Estados Unidos vigila al mundo. La revelación de la existencia de un Gran Hermano tan tremendo lleva a maltraer a Obama, que apoya estos seguimiento masivos, y supongo que preocupa a los ciudadanos americanos – y de más allá de las Montañas Rocosas -, más conscientes del alcance del fenómeno. El conocimiento de que la Agencia de Seguridad Norteamericana recoge y analiza indiscriminadamente la información que circula por Google, Facebook, Microsoft y otros tantos operadores mundiales de datos, sin embargo, no ha causado la alarma que cabría esperar, al menos por el momento.
En realidad, ha sido solo el puñado de medios liberales que aún quedan en el mundo: Finantial Times, The Guardian o el Washington Post, los que atizan en la crítica. Las grandes instituciones públicas norteamericanas, y no digamos los republicanos, apoyan el mantenimiento de este espionaje masivo «pues ayuda a combatir el terrorismo». Y la opinión pública yankee parece acompañar a estos últimos pues casi no se ha inmutado. Todo indica que este notable descubrimiento informativo no ha cogido desprevenido a nadie: como si todos creyéramos, o sospecháramos, que estamos siendo espiados.
La cuestión no es menor. Una sociedad que no siente como un mal horrible el estar vigilada, es una sociedad bien distinta a la que se describe como necesaria en los manuales de democracia que todavía manejamos algunos. Es otra. Las razones para tal mutación deben de conocerlas los investigadores sociales pero todavía no se han atrevido a desnudarla en un decálogo.
Aunque el ciudadano común sí advierte cambios notables. Por ejemplo, los programas de televisión más seguidos viven del desnudo de la intimidad. Son millares los hombres y mujeres que acuden a estos platós para relatar sus tratos más húmedos o despellejar a la madre. Y esas mismas personas se suman a las decenas de millones que van narrando minuto a minuto en la redes sociales ese vagar azaroso – tan tierno como violento – que es la vida diaria. El trabajo del espía ahora no consiste en la búsqueda de información, sino en poder abrirse camino entre tanta revelación.
Un amigo escritor me pide opinión sobre la novela corta que concluye. Uno de sus personajes, ya mayor, muere de espanto cuando su nieta le muestra en una pantalla el Facebook de cuando era joven. La novela se sitúa en 2035.
Es fácil rechazar la intromisión en nuestra intimidad, por parte de agencias de espionaje y los gobiernos que las controlan. Lo que es más difícil es razonar sobre cómo podemos estar protegidos de las fuerzas que tenemos alrededor y que pretenden algo peor que el espionaje.

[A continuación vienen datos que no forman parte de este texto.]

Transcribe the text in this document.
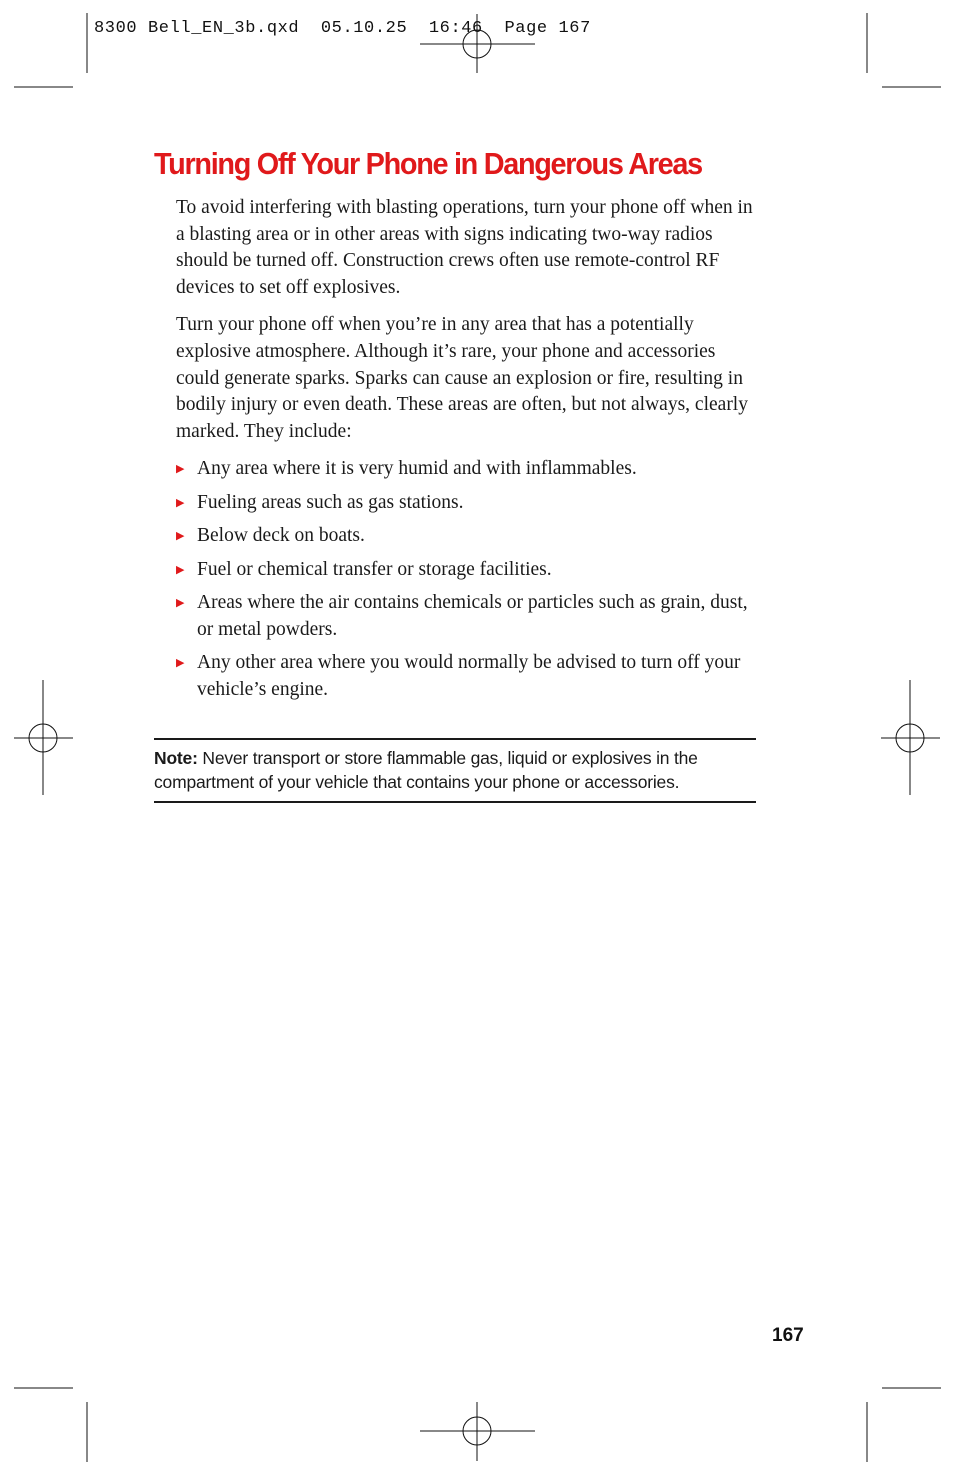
8300 Bell_EN_3b.qxd  05.10.25  16:46  Page 167
Turning Off Your Phone in Dangerous Areas

To avoid interfering with blasting operations, turn your phone off when in a blasting area or in other areas with signs indicating two-way radios should be turned off. Construction crews often use remote-control RF devices to set off explosives.

Turn your phone off when you’re in any area that has a potentially explosive atmosphere. Although it’s rare, your phone and accessories could generate sparks. Sparks can cause an explosion or fire, resulting in bodily injury or even death. These areas are often, but not always, clearly marked. They include:

▶ Any area where it is very humid and with inflammables.
▶ Fueling areas such as gas stations.
▶ Below deck on boats.
▶ Fuel or chemical transfer or storage facilities.
▶ Areas where the air contains chemicals or particles such as grain, dust, or metal powders.
▶ Any other area where you would normally be advised to turn off your vehicle’s engine.
Note: Never transport or store flammable gas, liquid or explosives in the compartment of your vehicle that contains your phone or accessories.
167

Parece claro que no existe la protección total contra la barbarie. Y, también, que hemos de elegir un grado de intromisión a cambio de otro de protección. Y esto es difícil de gestionar y, sobre todo, de hacerlo a gusto de todos. Lo que me parece pueril es pensar que las policías e investigadores pueden atrapar al malo que vive en las cloacas, sin ensuciarse los bajos del pantalón. Desde luego sería mucho más ágil el acceso a los aviones y a los edificios públicos, si suprimieran los arcos de seguridad y otros controles pero, a algunos, no nos importa la demora.
Insisto: ¿cuál es el grado eficaz de protección que no atenta contra nuestra intimidad?
Sobre eso es lo que me gustaría oír debates, pero el rechazo total no creo que sea realista.